WojciechMula / pyahocorasick

Python module (C extension and plain python) implementing Aho-Corasick algorithm
BSD 3-Clause "New" or "Revised" License
929 stars 122 forks source link

Support for duplicate keys #43

Closed richjames0 closed 5 years ago

richjames0 commented 8 years ago

It seems that when a key is added a second time, a duplicate is not added and rather the value associated with that key is replaced. It would be very useful for my use case and I'm sure others to store both, and I've seen this in other implementations.

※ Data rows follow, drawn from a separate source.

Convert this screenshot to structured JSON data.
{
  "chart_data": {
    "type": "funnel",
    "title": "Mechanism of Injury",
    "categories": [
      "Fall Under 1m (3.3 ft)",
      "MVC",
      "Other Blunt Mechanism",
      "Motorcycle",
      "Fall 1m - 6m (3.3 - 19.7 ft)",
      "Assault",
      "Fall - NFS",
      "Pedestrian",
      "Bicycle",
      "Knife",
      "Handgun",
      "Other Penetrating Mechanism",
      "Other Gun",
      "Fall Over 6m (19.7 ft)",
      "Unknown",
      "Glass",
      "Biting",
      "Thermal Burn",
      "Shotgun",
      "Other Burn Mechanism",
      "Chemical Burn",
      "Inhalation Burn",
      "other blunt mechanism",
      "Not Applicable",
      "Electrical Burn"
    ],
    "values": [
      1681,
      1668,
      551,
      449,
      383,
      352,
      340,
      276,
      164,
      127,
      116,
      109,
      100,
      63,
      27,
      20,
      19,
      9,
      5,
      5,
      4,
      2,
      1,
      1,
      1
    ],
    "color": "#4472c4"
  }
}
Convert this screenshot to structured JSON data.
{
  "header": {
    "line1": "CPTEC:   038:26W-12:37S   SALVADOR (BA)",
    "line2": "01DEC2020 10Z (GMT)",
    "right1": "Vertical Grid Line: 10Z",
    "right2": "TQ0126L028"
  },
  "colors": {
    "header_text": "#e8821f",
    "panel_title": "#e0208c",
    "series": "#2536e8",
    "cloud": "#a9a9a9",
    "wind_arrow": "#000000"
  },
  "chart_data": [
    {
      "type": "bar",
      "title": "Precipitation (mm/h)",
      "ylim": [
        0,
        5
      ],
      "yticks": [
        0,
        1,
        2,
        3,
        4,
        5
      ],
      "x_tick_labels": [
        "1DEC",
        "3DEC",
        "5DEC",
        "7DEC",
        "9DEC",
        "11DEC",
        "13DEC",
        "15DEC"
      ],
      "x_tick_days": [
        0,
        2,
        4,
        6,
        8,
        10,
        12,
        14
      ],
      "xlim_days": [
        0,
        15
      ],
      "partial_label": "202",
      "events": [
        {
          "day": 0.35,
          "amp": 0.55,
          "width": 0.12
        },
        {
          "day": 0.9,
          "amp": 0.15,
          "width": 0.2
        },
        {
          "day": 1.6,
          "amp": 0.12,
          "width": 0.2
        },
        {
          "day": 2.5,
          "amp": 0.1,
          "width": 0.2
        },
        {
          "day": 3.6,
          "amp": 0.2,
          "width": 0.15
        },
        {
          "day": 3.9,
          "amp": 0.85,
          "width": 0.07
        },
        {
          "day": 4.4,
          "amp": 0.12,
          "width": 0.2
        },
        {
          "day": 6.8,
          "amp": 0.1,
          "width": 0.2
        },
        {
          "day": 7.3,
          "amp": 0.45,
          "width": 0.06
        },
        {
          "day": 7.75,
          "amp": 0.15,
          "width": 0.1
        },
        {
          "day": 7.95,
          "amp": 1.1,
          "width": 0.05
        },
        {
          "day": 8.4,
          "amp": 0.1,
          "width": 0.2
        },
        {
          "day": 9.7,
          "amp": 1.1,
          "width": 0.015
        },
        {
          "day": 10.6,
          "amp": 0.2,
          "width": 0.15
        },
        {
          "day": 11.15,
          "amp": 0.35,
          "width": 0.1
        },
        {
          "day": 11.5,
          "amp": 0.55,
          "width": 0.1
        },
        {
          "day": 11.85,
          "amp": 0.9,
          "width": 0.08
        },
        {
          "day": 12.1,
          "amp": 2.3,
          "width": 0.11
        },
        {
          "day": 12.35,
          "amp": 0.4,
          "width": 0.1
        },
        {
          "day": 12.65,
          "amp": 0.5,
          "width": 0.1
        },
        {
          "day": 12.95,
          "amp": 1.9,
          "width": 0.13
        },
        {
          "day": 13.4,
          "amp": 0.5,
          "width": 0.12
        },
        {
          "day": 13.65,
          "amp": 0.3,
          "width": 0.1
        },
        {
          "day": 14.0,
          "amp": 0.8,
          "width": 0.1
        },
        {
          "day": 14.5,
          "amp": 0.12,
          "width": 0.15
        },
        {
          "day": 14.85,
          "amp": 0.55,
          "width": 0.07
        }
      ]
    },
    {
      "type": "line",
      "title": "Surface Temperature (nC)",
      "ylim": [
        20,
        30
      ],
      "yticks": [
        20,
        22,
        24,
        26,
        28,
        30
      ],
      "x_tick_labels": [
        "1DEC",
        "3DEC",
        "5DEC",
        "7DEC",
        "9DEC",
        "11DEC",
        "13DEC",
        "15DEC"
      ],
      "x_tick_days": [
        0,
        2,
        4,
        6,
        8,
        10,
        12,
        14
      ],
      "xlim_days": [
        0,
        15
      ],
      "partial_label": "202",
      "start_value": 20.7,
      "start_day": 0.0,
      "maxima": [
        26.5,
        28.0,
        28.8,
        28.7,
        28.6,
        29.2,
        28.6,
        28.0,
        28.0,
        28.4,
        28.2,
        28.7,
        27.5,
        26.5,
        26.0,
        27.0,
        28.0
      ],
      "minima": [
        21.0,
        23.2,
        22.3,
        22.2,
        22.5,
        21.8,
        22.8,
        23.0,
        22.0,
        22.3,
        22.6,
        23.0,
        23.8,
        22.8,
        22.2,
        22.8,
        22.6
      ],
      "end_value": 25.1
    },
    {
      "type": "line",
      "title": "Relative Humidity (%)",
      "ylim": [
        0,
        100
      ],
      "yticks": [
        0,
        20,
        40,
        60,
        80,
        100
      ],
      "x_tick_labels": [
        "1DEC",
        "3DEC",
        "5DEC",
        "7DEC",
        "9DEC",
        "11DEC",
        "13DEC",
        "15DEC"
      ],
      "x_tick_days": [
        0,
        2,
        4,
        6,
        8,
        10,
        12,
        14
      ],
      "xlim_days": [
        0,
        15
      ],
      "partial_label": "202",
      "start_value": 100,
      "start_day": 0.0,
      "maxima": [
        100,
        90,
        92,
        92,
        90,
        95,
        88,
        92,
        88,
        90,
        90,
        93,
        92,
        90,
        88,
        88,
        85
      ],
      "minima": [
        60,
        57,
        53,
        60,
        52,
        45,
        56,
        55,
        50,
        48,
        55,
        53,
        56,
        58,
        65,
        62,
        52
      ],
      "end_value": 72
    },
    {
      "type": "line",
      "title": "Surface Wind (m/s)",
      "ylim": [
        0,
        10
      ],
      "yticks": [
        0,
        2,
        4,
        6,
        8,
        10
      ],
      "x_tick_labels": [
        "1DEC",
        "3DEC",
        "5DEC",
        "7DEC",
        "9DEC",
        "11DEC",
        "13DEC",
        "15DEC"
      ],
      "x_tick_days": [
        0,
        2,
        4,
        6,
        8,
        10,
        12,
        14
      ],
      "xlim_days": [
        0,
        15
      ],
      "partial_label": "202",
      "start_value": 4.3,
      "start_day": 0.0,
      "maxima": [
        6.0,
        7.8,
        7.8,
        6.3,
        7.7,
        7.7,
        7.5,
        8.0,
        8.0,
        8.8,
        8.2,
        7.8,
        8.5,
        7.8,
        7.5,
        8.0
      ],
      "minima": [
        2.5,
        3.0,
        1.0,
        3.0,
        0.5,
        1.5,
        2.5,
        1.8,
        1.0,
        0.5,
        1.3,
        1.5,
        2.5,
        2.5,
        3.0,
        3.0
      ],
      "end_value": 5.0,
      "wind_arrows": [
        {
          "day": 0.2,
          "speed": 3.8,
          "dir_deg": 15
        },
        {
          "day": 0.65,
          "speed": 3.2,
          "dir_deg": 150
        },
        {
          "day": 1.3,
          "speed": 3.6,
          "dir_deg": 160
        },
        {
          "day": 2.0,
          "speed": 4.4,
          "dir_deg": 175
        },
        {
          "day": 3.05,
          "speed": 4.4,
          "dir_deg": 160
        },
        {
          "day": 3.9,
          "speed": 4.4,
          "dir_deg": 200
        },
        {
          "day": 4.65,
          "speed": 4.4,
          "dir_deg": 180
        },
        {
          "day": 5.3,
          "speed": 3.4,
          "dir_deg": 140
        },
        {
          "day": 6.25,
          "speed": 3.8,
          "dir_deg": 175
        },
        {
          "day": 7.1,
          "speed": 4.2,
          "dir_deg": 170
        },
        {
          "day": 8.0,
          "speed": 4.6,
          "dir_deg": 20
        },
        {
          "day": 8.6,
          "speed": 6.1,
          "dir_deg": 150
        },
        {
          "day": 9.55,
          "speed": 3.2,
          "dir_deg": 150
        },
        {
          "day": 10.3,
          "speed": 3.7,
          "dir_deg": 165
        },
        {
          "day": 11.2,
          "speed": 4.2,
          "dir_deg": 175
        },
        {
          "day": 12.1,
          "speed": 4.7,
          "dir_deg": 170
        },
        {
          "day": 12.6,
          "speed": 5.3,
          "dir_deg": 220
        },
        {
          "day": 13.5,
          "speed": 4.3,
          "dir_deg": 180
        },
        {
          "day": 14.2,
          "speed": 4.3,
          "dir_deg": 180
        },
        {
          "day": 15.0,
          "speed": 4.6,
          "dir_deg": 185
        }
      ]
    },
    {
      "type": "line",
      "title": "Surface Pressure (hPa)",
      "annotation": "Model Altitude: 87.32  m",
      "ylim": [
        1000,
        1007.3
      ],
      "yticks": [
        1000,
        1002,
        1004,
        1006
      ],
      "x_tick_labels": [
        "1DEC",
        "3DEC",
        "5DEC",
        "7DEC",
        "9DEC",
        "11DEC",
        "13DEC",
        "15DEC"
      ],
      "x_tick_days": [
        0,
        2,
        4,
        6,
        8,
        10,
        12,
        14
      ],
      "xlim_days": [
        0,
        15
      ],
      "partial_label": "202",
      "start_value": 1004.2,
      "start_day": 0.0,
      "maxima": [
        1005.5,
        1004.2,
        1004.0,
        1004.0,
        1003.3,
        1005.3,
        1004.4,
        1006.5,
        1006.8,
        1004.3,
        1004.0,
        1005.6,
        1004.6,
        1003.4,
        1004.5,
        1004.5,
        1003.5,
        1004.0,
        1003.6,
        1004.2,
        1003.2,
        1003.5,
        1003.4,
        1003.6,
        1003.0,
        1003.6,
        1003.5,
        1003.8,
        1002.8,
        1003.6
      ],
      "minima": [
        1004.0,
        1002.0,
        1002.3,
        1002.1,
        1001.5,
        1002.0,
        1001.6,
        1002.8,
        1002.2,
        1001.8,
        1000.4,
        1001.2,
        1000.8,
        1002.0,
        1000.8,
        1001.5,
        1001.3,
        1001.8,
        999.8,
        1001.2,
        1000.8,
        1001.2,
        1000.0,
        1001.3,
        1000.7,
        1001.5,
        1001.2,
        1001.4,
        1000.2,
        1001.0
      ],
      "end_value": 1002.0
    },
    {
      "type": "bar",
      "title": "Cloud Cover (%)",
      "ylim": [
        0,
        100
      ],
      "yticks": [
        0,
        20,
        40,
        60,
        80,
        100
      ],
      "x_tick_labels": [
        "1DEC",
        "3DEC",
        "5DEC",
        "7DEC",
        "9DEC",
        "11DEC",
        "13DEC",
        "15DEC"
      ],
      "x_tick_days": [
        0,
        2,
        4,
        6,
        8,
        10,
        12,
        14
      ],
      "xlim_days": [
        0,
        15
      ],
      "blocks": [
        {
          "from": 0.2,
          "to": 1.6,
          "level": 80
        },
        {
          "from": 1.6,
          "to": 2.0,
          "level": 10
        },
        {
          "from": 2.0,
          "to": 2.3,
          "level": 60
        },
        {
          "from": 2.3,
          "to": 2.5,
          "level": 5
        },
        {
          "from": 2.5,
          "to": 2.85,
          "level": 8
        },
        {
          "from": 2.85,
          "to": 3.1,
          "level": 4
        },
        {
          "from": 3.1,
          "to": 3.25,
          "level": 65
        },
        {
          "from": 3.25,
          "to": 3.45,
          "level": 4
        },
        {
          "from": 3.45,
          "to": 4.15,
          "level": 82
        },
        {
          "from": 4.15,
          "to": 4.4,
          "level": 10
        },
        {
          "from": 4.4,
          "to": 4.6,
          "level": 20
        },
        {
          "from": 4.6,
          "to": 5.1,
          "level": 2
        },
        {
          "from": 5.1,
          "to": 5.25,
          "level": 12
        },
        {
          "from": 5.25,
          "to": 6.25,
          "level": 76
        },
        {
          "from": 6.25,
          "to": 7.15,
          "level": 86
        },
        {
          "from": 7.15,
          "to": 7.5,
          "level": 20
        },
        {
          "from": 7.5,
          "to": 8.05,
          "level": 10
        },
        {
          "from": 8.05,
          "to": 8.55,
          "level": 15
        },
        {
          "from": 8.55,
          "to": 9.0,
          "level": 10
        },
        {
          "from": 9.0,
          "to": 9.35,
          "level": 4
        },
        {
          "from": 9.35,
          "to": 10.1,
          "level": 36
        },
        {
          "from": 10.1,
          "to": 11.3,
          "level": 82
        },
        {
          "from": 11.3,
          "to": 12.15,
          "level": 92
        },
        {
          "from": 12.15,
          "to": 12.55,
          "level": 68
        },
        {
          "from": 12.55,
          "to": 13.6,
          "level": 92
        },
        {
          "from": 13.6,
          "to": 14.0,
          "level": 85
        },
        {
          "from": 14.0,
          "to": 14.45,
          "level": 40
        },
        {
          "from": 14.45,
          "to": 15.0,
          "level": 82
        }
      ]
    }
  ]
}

I could handle this up front but it means spending quite a bit of time in Python and so would be slow. I'd be willing to help with a change, if people generally agreed it would be positive, but might need some pointers.

Thanks for an awesome, stable and blazingly fast library!

pombredanne commented 8 years ago

@richdutton Hi :)

The behaviour here is the same as for a dict: associating a value to an existing key will replace the value.

It would be very useful for my use case and I'm sure others to store both, and I've seen this in other implementations.

Do you have pointers to this?

I could handle this up front but it means spending quite a bit of time in Python and so would be slow.

Are you sure this would slow? IMHO you could try this: Always assign a list object as a value. When you insert, first test if the key exists, and if yes, append to the list; otherwise add the key/value wrapping the value in list. I am not sure this would major performance implications

Thanks for an awesome, stable and blazingly fast library! All the credits go to @WojciechMula

WojciechMula commented 8 years ago

@richdutton: as @pombredanne wrote, you could try with standard python containers (list, tuple, set). If performance appear to be issue, we will consider changes.

Thanks for the kind words, but without help received from many people, the lib wouldn't be as good as it is now.